Price:$1398 (Get it here)
Focal Lenght: 24mm
Optical Formula: 13 elements, 2 XA (extreme aspherical), 3 ED, Nano AR coating
Aperture Range: f/1.4-f/16 (11-blade rounded)
Filter Threads: 67mm
Length: 3.62″ (92mm)
Weight: 15.7oz (455g)
Weather Sealing: Yes, rear gasket & other
Other: AF/MF switch, customizable button, de-click-able aperture ring
Sony 24mm F/1.4 GM Lens Review
Most lenses that I review have quite a few pros, and at least one or two cons. You might be wondering, do I ever review terrible equipment? The good news is, these days, every lens and camera that I’m actually interested in is a pretty good product. I’m grateful to live in the age of computer-aided optical design, and other amazing camera technologies. If something is producing truly terrible photos, it’s probably the photographer, not the gear.

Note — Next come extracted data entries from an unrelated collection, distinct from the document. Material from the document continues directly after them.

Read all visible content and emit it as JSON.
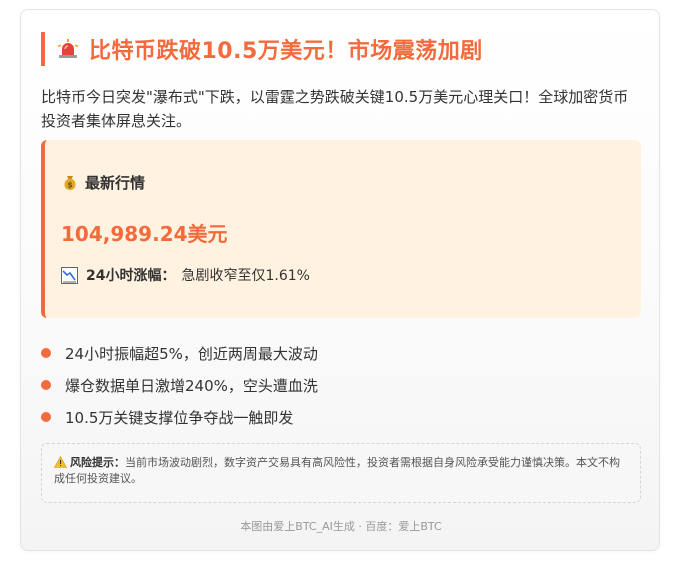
{
  "header": {
    "title": "比特币跌破10.5万美元！市场震荡加剧",
    "icon": "siren-icon",
    "accent_color": "#f36b3c"
  },
  "intro": {
    "text": "比特币今日突发\"瀑布式\"下跌，以雷霆之势跌破关键10.5万美元心理关口！全球加密货币投资者集体屏息关注。"
  },
  "market": {
    "heading": "最新行情",
    "heading_icon": "moneybag-icon",
    "price": "104,989.24美元",
    "change_icon": "chart-decreasing-icon",
    "change_label": "24小时涨幅：",
    "change_value": "急剧收窄至仅1.61%",
    "background_color": "#fff2e0"
  },
  "bullets": [
    {
      "text": "24小时振幅超5%，创近两周最大波动"
    },
    {
      "text": "爆仓数据单日激增240%，空头遭血洗"
    },
    {
      "text": "10.5万关键支撑位争夺战一触即发"
    }
  ],
  "risk": {
    "icon": "warning-icon",
    "label": "风险提示：",
    "text": "当前市场波动剧烈，数字资产交易具有高风险性，投资者需根据自身风险承受能力谨慎决策。本文不构成任何投资建议。"
  },
  "footer": {
    "text": "本图由爱上BTC_AI生成 · 百度：爱上BTC"
  }
}
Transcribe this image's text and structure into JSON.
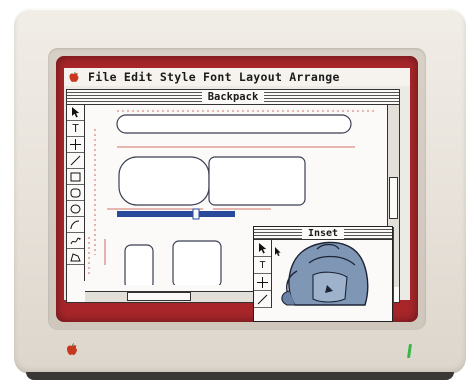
{
  "menubar": {
    "items": [
      "File",
      "Edit",
      "Style",
      "Font",
      "Layout",
      "Arrange"
    ]
  },
  "main_window": {
    "title": "Backpack"
  },
  "tools": {
    "items": [
      "pointer-tool",
      "text-tool",
      "crosshair-tool",
      "line-tool",
      "rectangle-tool",
      "rounded-rectangle-tool",
      "oval-tool",
      "arc-tool",
      "freehand-tool",
      "polygon-tool"
    ],
    "text_tool_glyph": "T"
  },
  "inset_window": {
    "title": "Inset",
    "text_tool_glyph": "T"
  },
  "colors": {
    "screen_border": "#a8262a",
    "monitor_case": "#e7e1d9",
    "selection_bar": "#2a4a9c",
    "backpack": "#7f97b5",
    "power_led": "#3bb54a"
  }
}
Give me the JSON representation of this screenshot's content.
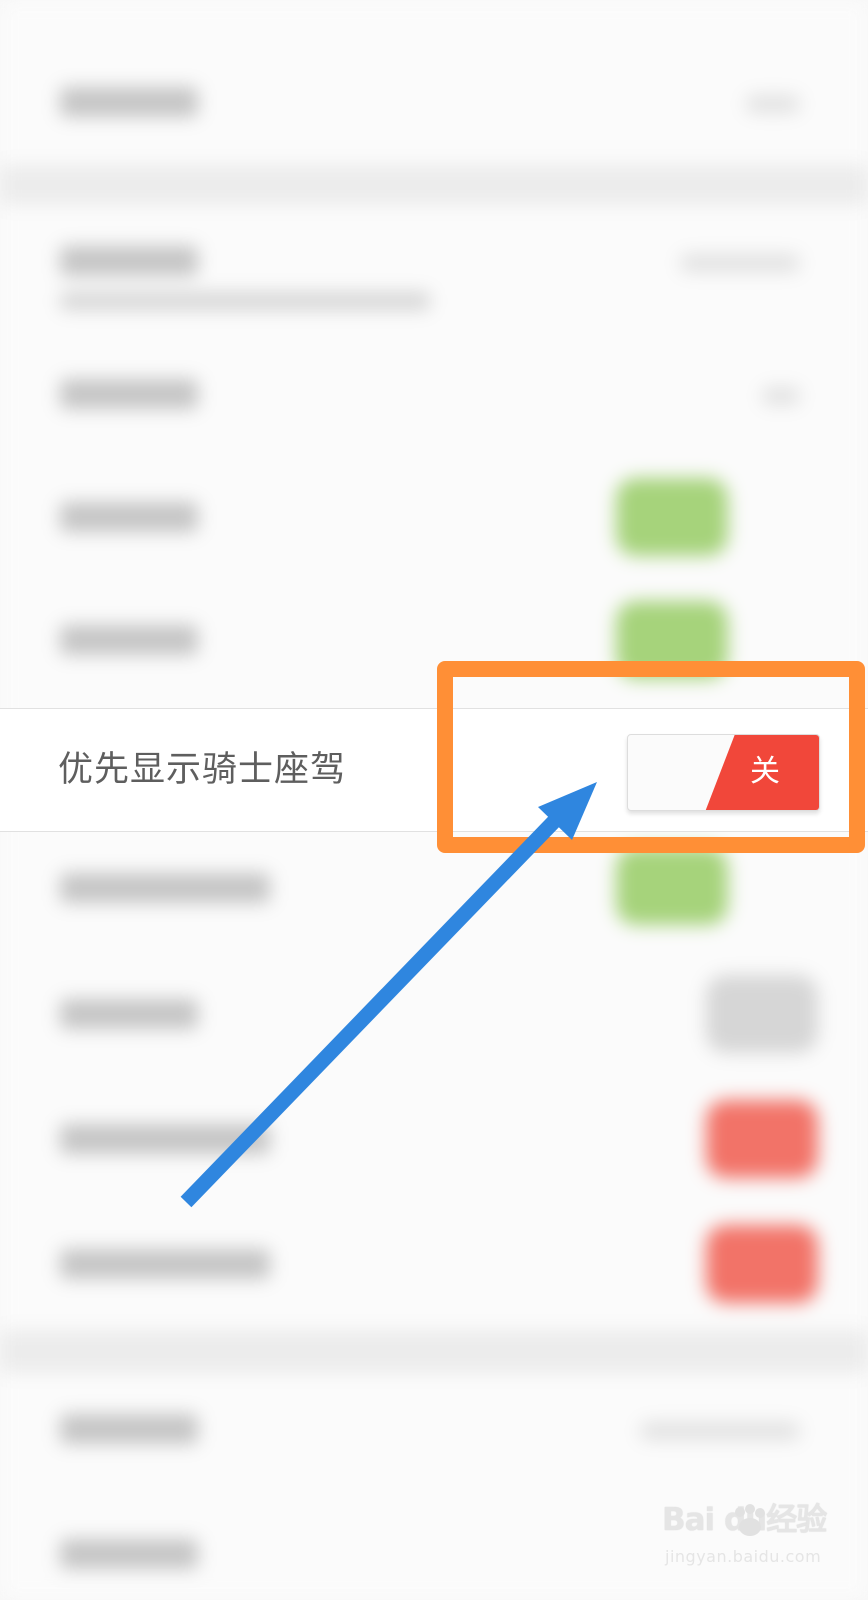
{
  "highlighted_setting": {
    "label": "优先显示骑士座驾",
    "toggle_state": "关"
  },
  "watermark": {
    "main": "Bai du经验",
    "sub": "jingyan.baidu.com"
  },
  "colors": {
    "toggle_off": "#f1473a",
    "highlight": "#ff8f36",
    "arrow": "#2f86df",
    "background": "#f7f7f7"
  },
  "icons": {
    "pointer_arrow": "arrow-icon",
    "watermark_logo": "baidu-paw-icon"
  }
}
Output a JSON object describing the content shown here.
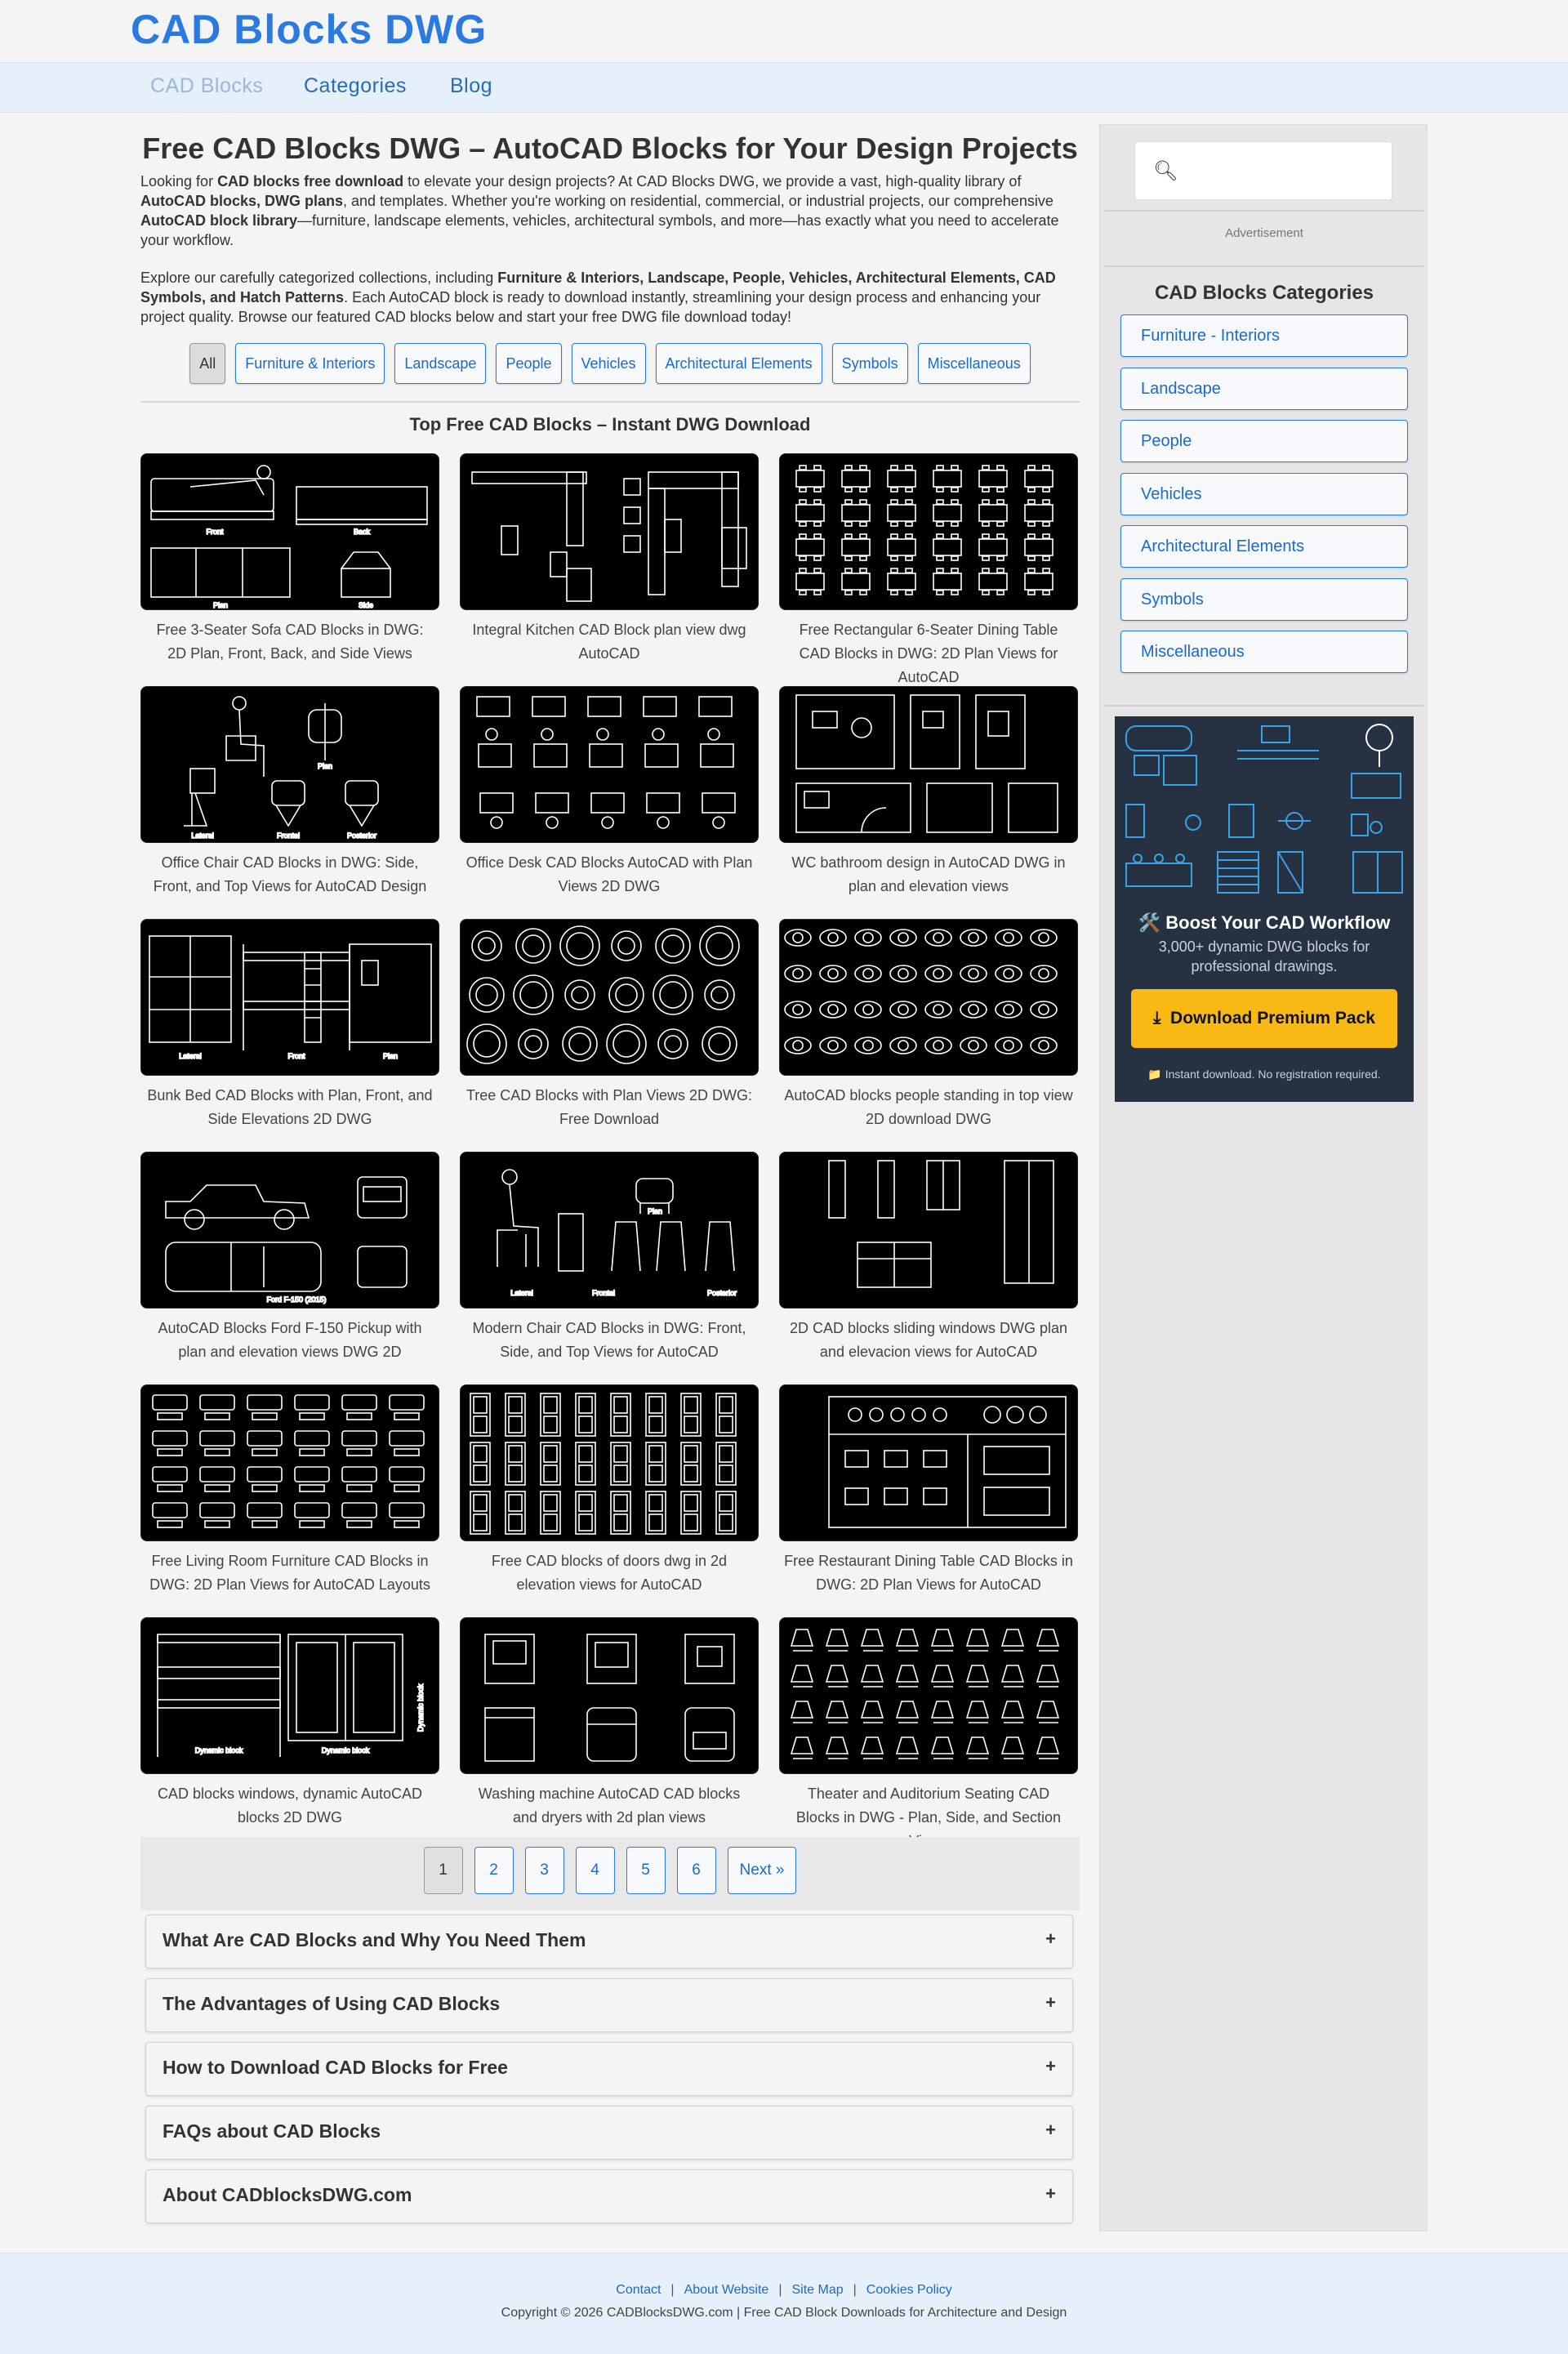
{
  "site": {
    "logo": "CAD Blocks DWG"
  },
  "nav": [
    {
      "label": "CAD Blocks"
    },
    {
      "label": "Categories"
    },
    {
      "label": "Blog"
    }
  ],
  "main": {
    "title": "Free CAD Blocks DWG – AutoCAD Blocks for Your Design Projects",
    "intro1": "Looking for <b>CAD blocks free download</b> to elevate your design projects? At CAD Blocks DWG, we provide a vast, high-quality library of <b>AutoCAD blocks, DWG plans</b>, and templates. Whether you're working on residential, commercial, or industrial projects, our comprehensive <b>AutoCAD block library</b>—furniture, landscape elements, vehicles, architectural symbols, and more—has exactly what you need to accelerate your workflow.",
    "intro2": "Explore our carefully categorized collections, including <b>Furniture &amp; Interiors, Landscape, People, Vehicles, Architectural Elements, CAD Symbols, and Hatch Patterns</b>. Each AutoCAD block is ready to download instantly, streamlining your design process and enhancing your project quality. Browse our featured CAD blocks below and start your free DWG file download today!",
    "filters": [
      "All",
      "Furniture & Interiors",
      "Landscape",
      "People",
      "Vehicles",
      "Architectural Elements",
      "Symbols",
      "Miscellaneous"
    ],
    "grid_title": "Top Free CAD Blocks – Instant DWG Download",
    "items": [
      {
        "caption": "Free 3-Seater Sofa CAD Blocks in DWG: 2D Plan, Front, Back, and Side Views"
      },
      {
        "caption": "Integral Kitchen CAD Block plan view dwg AutoCAD"
      },
      {
        "caption": "Free Rectangular 6-Seater Dining Table CAD Blocks in DWG: 2D Plan Views for AutoCAD"
      },
      {
        "caption": "Office Chair CAD Blocks in DWG: Side, Front, and Top Views for AutoCAD Design"
      },
      {
        "caption": "Office Desk CAD Blocks AutoCAD with Plan Views 2D DWG"
      },
      {
        "caption": "WC bathroom design in AutoCAD DWG in plan and elevation views"
      },
      {
        "caption": "Bunk Bed CAD Blocks with Plan, Front, and Side Elevations 2D DWG"
      },
      {
        "caption": "Tree CAD Blocks with Plan Views 2D DWG: Free Download"
      },
      {
        "caption": "AutoCAD blocks people standing in top view 2D download DWG"
      },
      {
        "caption": "AutoCAD Blocks Ford F-150 Pickup with plan and elevation views DWG 2D"
      },
      {
        "caption": "Modern Chair CAD Blocks in DWG: Front, Side, and Top Views for AutoCAD"
      },
      {
        "caption": "2D CAD blocks sliding windows DWG plan and elevacion views for AutoCAD"
      },
      {
        "caption": "Free Living Room Furniture CAD Blocks in DWG: 2D Plan Views for AutoCAD Layouts"
      },
      {
        "caption": "Free CAD blocks of doors dwg in 2d elevation views for AutoCAD"
      },
      {
        "caption": "Free Restaurant Dining Table CAD Blocks in DWG: 2D Plan Views for AutoCAD"
      },
      {
        "caption": "CAD blocks windows, dynamic AutoCAD blocks 2D DWG"
      },
      {
        "caption": "Washing machine AutoCAD CAD blocks and dryers with 2d plan views"
      },
      {
        "caption": "Theater and Auditorium Seating CAD Blocks in DWG - Plan, Side, and Section Views"
      }
    ],
    "thumb_labels": {
      "sofa": [
        "Front",
        "Back",
        "Plan",
        "Side"
      ],
      "chair": [
        "Lateral",
        "Plan",
        "Frontal",
        "Posterior"
      ],
      "bunk": [
        "Lateral",
        "Front",
        "Plan"
      ],
      "ford": "Ford F-150 (2015)",
      "modern_chair": [
        "Plan",
        "Lateral",
        "Frontal",
        "Posterior"
      ],
      "windows": [
        "Dynamic block",
        "Dynamic block",
        "Dynamic block"
      ]
    },
    "pagination": [
      "1",
      "2",
      "3",
      "4",
      "5",
      "6",
      "Next »"
    ],
    "accordion": [
      "What Are CAD Blocks and Why You Need Them",
      "The Advantages of Using CAD Blocks",
      "How to Download CAD Blocks for Free",
      "FAQs about CAD Blocks",
      "About CADblocksDWG.com"
    ]
  },
  "sidebar": {
    "ad_label": "Advertisement",
    "categories_title": "CAD Blocks Categories",
    "categories": [
      "Furniture - Interiors",
      "Landscape",
      "People",
      "Vehicles",
      "Architectural Elements",
      "Symbols",
      "Miscellaneous"
    ],
    "promo": {
      "heading": "🛠️ Boost Your CAD Workflow",
      "sub": "3,000+ dynamic DWG blocks for professional drawings.",
      "button": "Download Premium Pack",
      "note": "📁 Instant download. No registration required."
    }
  },
  "footer": {
    "links": [
      "Contact",
      "About Website",
      "Site Map",
      "Cookies Policy"
    ],
    "copyright": "Copyright © 2026 CADBlocksDWG.com  |  Free CAD Block Downloads for Architecture and Design"
  },
  "colors": {
    "accent": "#2a7ae2",
    "nav_bg": "#e6f0fb",
    "promo_bg": "#263241",
    "promo_button": "#f9b914"
  }
}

Having said that, very few lenses that I review are truly perfect. They are all a compromise, in one way or another. Or, if they are “perfect”, then they’re probably massively big and heavy, or incredibly expensive, or both.
With that in mind, here are a lot of pros, and maybe not even a single con, about the
Sony 24mm f/1.4 GM…
Sharpness & Image Quality
Not only is this lens very sharp, and capable of easily resolving the high-megapixel sensor of the A7R3 with ease, it also exhibits amazing overall image quality, from the center to the corner.
In fact, thanks to modern lens design technology, almost all lenses on the market today are tack-sharp in the image center, even wide-open. It’s off-center, at the edges and in the corners, where you separate the winners from the losers.
A Firey Reflection Canyon Sunrise, Finally!
Sony A7R3, Sony 24mm f/1.4 GM | 1/60 sec, f/4, ISO 100
/4 100% Crop, Near-Corner | Sony 24mm f/1.4 GM, Sony A7R3
Well, even at the edges and corners, the Sony 24mm f/1.4 GM delivers the goods. It’s a flagship lens, after all, and for the price tag, I’d expect no less when it comes to something as simple as resolving power.
Yes, at faster apertures from f/1.4 to about f/4 or f/5.6, there is a difference in sharpness between the dead-center and extreme corners; that is the case with any lens. But the differential is impressively small, and by f/5.6-8 the sharpness is just stunning, especially if you focus perfectly for the corners, instead of some sort of hyperfocal compromise.
Enough about sharpness and megapixel, what about the more complicated (but equally important) aspects of image quality? I’ll list them below. Spoiler alert: it’s pretty much all good news.
Coma & Astigmatism
For me, this was definitely the most impressive aspect of the Sony 24mm f/1.4 GM’s optical design. Every wide-angle lens I’ve ever tried that is faster than f/2.8, has suffered from coma and/or astigmatism. The older Canon/Nikon 24mm’s are pretty old and not very good, and the newest option, the Sigma 24mm f/1.4 Art, also has quite a bit of coma despite being extremely sharp in the center.
So, for a comparison, I went straight to the current 24mm champion of low coma, the Rokinon 24mm f/1.4 UMC. It used to have incredible sharpness in the center and almost no coma in the corner, but that was when we were still shooting 12-20 megapixel cameras. We’re in 42+ megapixel territory now, folks.